The Monitor toured the existing buildings this week with Town Manager David Stack and fire Capt. Mitchell Harrington. Residents can do the same at an open house hosted by the town Wednesday, between 6 and 7:30 p.m. There will be tours at the police station at 12 Robinson Road and the fire station/community center at 2 Knox Road.

(Allie Morris can be reached at 369-3307 or at amorris@cmonitor.com.)

So, the Fire Dept. doesn't want to feel left out. The schools get what all they want, so the Fire Dept. is pulling out all the stops by getting the Fire Marshall involved. How come in last years meeting there was no mention of the Fire Marshall ?....and the new ambulance is to big, I would like to know who is checking the specs on these vehicles, HE SHOULD BE FIRED !!!........and the Town Manager should be FIRED for bringing this up again, especially since we have to pay back Public Service $ 51 million......THE OUT OF CONTROL SPENDING needs to STOP !!

The problem with codes is that pressure groups like the National Fire Protection Association, (NFPA) a bunch of zealots, that never did any real world work, sit there dreaming up this crap, in an effort to justify their existence. Then bureaucrats like the Fire Marshall's office, who are also trying to justify their existence, drink this kool-aide by the gallon, and we get stuck paying the price.

From the-only-difference-between-men-and-boys-is-the-price-of-their -toys dept: So, to save a couple hundred bucks a year for new antennae, you want to spend $7 million on a new police/fire station? How about relocating these antennae on the vehicle or spend maybe a couple of thousand dollars on reconfiguring the doors?

Maybe they should move the antenna to the roof of the cab, instead of the roof of the box. Just saying.

I know that before I'd buy a new vehicle, I'd make sure it would fit in my garage, first.

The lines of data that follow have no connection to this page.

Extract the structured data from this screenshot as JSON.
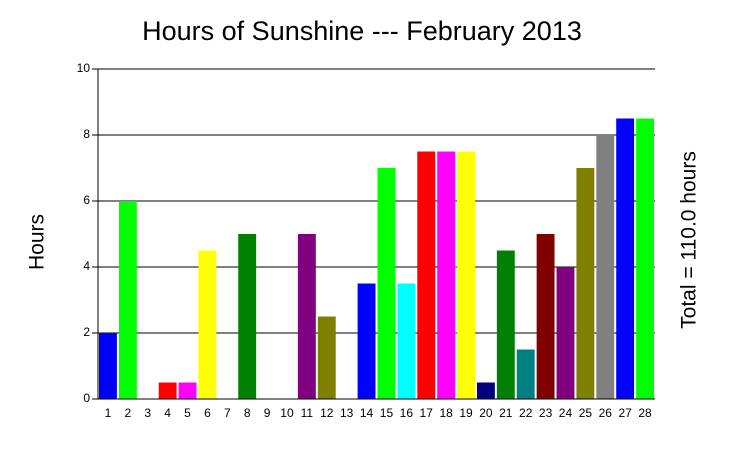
{
  "chart_data": {
    "type": "bar",
    "title": "Hours of Sunshine --- February 2013",
    "y_label": "Hours",
    "annotation": "Total = 110.0 hours",
    "categories": [
      "1",
      "2",
      "3",
      "4",
      "5",
      "6",
      "7",
      "8",
      "9",
      "10",
      "11",
      "12",
      "13",
      "14",
      "15",
      "16",
      "17",
      "18",
      "19",
      "20",
      "21",
      "22",
      "23",
      "24",
      "25",
      "26",
      "27",
      "28"
    ],
    "values": [
      2,
      6,
      0,
      0.5,
      0.5,
      4.5,
      0,
      5,
      0,
      0,
      5,
      2.5,
      0,
      3.5,
      7,
      3.5,
      7.5,
      7.5,
      7.5,
      0.5,
      4.5,
      1.5,
      5,
      4,
      7,
      8,
      8.5,
      8.5
    ],
    "colors": [
      "#0000ff",
      "#00ff00",
      "#00ffff",
      "#ff0000",
      "#ff00ff",
      "#ffff00",
      "#000080",
      "#008000",
      "#008080",
      "#800000",
      "#800080",
      "#808000",
      "#808080",
      "#0000ff",
      "#00ff00",
      "#00ffff",
      "#ff0000",
      "#ff00ff",
      "#ffff00",
      "#000080",
      "#008000",
      "#008080",
      "#800000",
      "#800080",
      "#808000",
      "#808080",
      "#0000ff",
      "#00ff00"
    ],
    "ylim": [
      0,
      10
    ],
    "yticks": [
      0,
      2,
      4,
      6,
      8,
      10
    ],
    "grid": true
  }
}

One of the problems in society in general, not just this example, is compliance with new codes. There are public and private buildings everywhere that are old and have served well for decades. Churches, schools, houses, many more. They passed codes for a long time. Now they don't. Does this mean they should all be demolished and/or renovated? While I get the need of fire and building codes in general, I think often times these codes are too expensive to implement and unnecessary in general. Maybe the fire marshall, maybe local building code inspectors, have too much authority. I am familiar with the Bow FD and Rec building quite well, and yes something needs fixing there. Likely a new building is the best solution. But I don't agree with the unbending stance taken by the State fire marshall, the condemning of a building that has served well for decades suddenly is no longer safe; and IMO the national fire safety code adopted by NH and many other States oversteps the bounds and gives fire safety inspectors far too much power and control over what a town must do, or what the owner of a house must comply with. Common sense went out the window with the adoption of this code, which I have read entirely. The added expenses of compliance with these codes often enough are rather absurd and serve no demonstratable purpose, other than solving numerous "what if" questions. We can't regulate all dangers out of our lives with codes and ordinances. The truth of this story is a mix of a fire service much busier than they were 20 years ago, the growing pains Bow faces associated with the increased burdens placed on the Bow FD, and a State fire code that is too rigid and unbending.